My aunt used to live in Paris
I remember, she used to come home and tell us
stories about being abroad…
La la land w reżyserii Damien’a Chazelle to bez wątpienia największe zaskoczenie 2016 roku. Być może tylko dla mnie. Podejrzewałam, że powrót musicalu nie będzie tak spektakularny, jak zapowiadali to dystrybutorzy. Był. I to większy niż mogłabym kiedykolwiek marzyć…
„Mia jest początkującą aktorką, która w oczekiwaniu na szansę pracuje jako kelnerka. Sebastian to muzyk jazzowy, który zamiast nagrywać płyty, gra do kotleta w podrzędnej knajpce. Gdy drogi tych dwojga przetną się, połączy ich wspólne pragnienie, by zacząć wreszcie robić to co kochają. Miłość dodaje im sił, ale gdy kariery zaczynają się wreszcie układać, coraz mniej jest czasu i sił dla siebie nawzajem. Czy uda im się ocalić uczucie, nie rezygnując z marzeń”
Filmweb.pl
Emma Stone, Ryan Gosling i muzyka Justina Hurwitza. Prawdziwa magia. Musical jest poniekąd bardzo specyficznym gatunkiem filmowym, który ma rzeszę zarówno gorących zwolenników, jak i zagorzałych przeciwników. Powrót na wielki ekran był bardzo ryzykowny, gdyż mogłoby się wydawać, że w tym temacie wszystko zostało już powiedziane. Otóż nie.

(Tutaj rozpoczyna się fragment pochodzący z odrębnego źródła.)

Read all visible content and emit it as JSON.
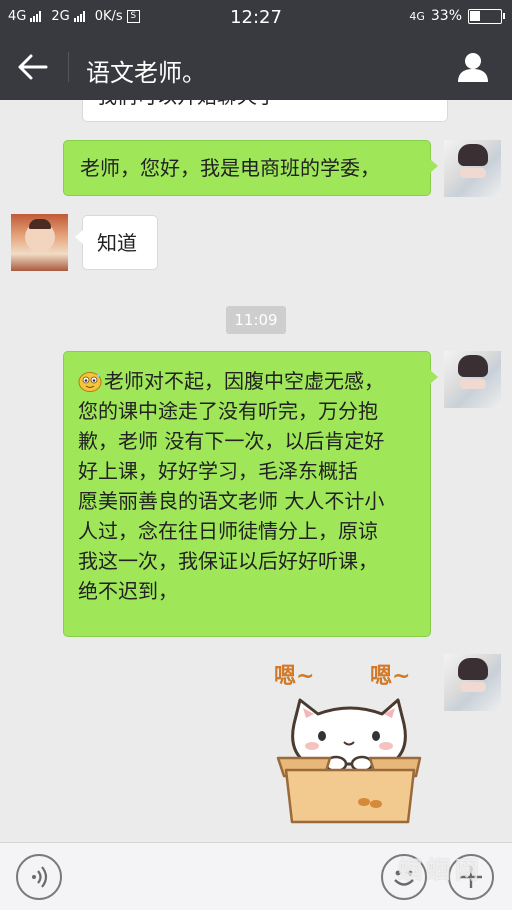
{
  "status_bar": {
    "net1": "4G",
    "net2": "2G",
    "speed": "0K/s",
    "speed_icon": "S",
    "time": "12:27",
    "net3": "4G",
    "battery": "33%"
  },
  "header": {
    "title": "语文老师。",
    "back_icon": "arrow-left-icon",
    "profile_icon": "person-icon",
    "bg_color": "#393a3f"
  },
  "messages": [
    {
      "side": "left",
      "text": "我们可以开始聊天了"
    },
    {
      "side": "right",
      "text": "老师，您好，我是电商班的学委，"
    },
    {
      "side": "left",
      "text": "知道"
    },
    {
      "type": "time",
      "text": "11:09"
    },
    {
      "side": "right",
      "emoji": "sweat-smile-emoji",
      "lines": [
        "老师对不起，因腹中空虚无感，",
        "您的课中途走了没有听完，万分抱",
        "歉，老师 没有下一次，以后肯定好",
        "好上课，好好学习，毛泽东概括",
        "愿美丽善良的语文老师 大人不计小",
        "人过，念在往日师徒情分上，原谅",
        "我这一次，我保证以后好好听课，",
        "绝不迟到，"
      ]
    },
    {
      "side": "right",
      "sticker": "cat-in-box-sticker",
      "sticker_text_1": "嗯~",
      "sticker_text_2": "嗯~"
    }
  ],
  "bottom_bar": {
    "voice_icon": "voice-icon",
    "emoji_icon": "emoji-icon",
    "plus_icon": "plus-icon"
  },
  "watermark": "蝈 蝈 网",
  "colors": {
    "bubble_right": "#9fe759",
    "bubble_left": "#ffffff",
    "chat_bg": "#ebebeb"
  }
}
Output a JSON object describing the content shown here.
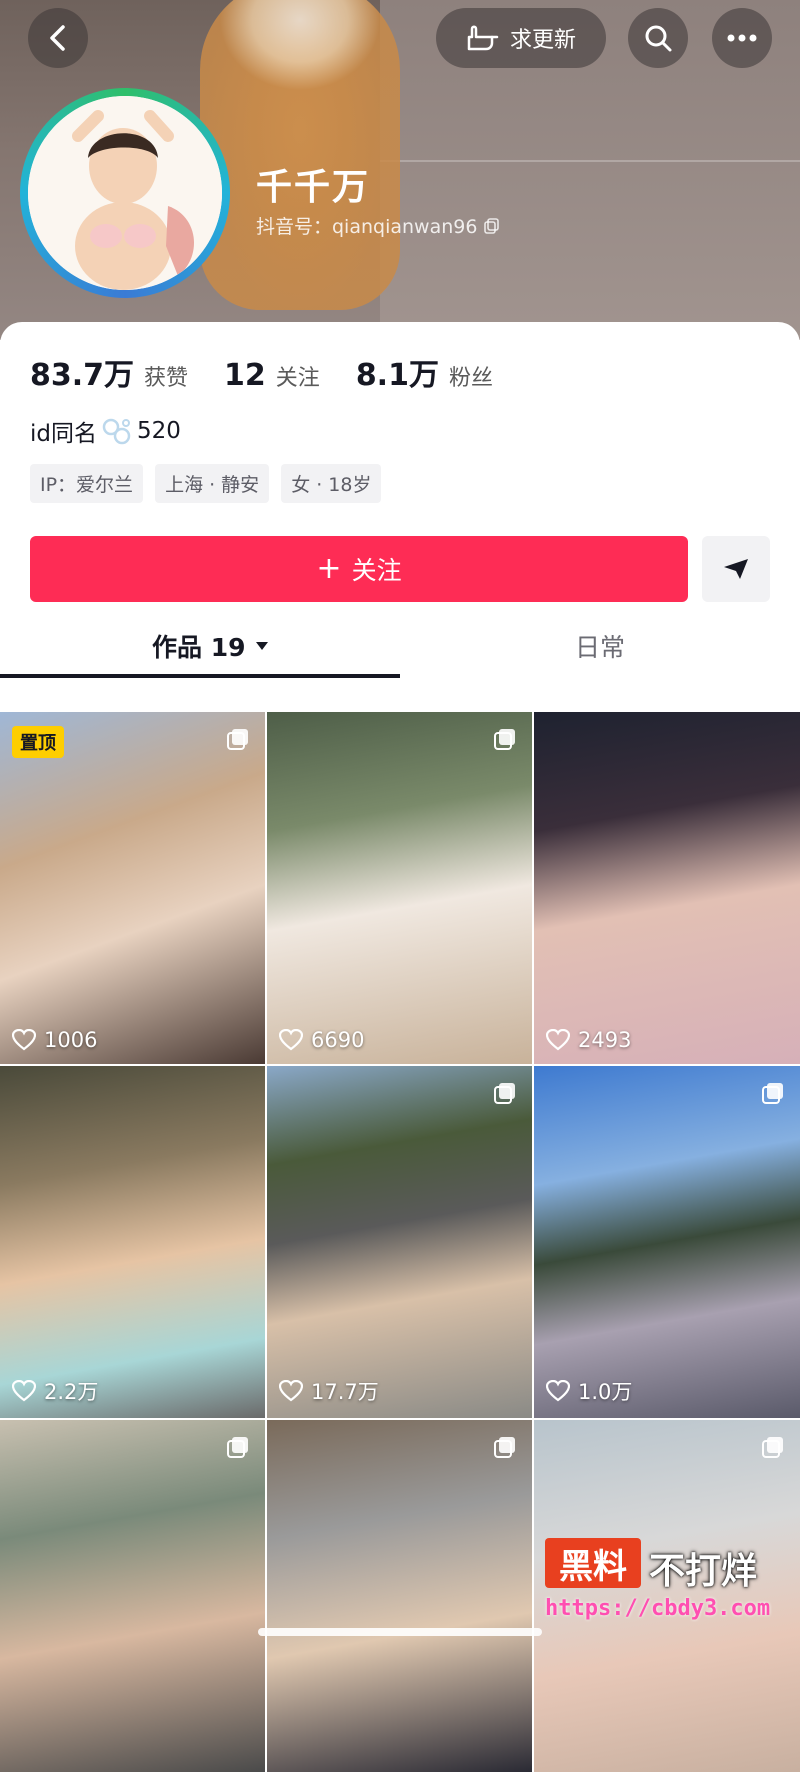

Zestawienie słodkiej historii miłosnej z podstępnym światem Hollywood okazał się przysłowiowym strzałem w dziesiątkę. Genialna gra aktorska dopełnia dzieła, które zasługuje na najwyższe wyróżnienia.
Ocenić La la land trzeba jednak osobiście. Klimatu tego zaskakującego przedsięwzięcia nie da się opisać. Polecam gorąco.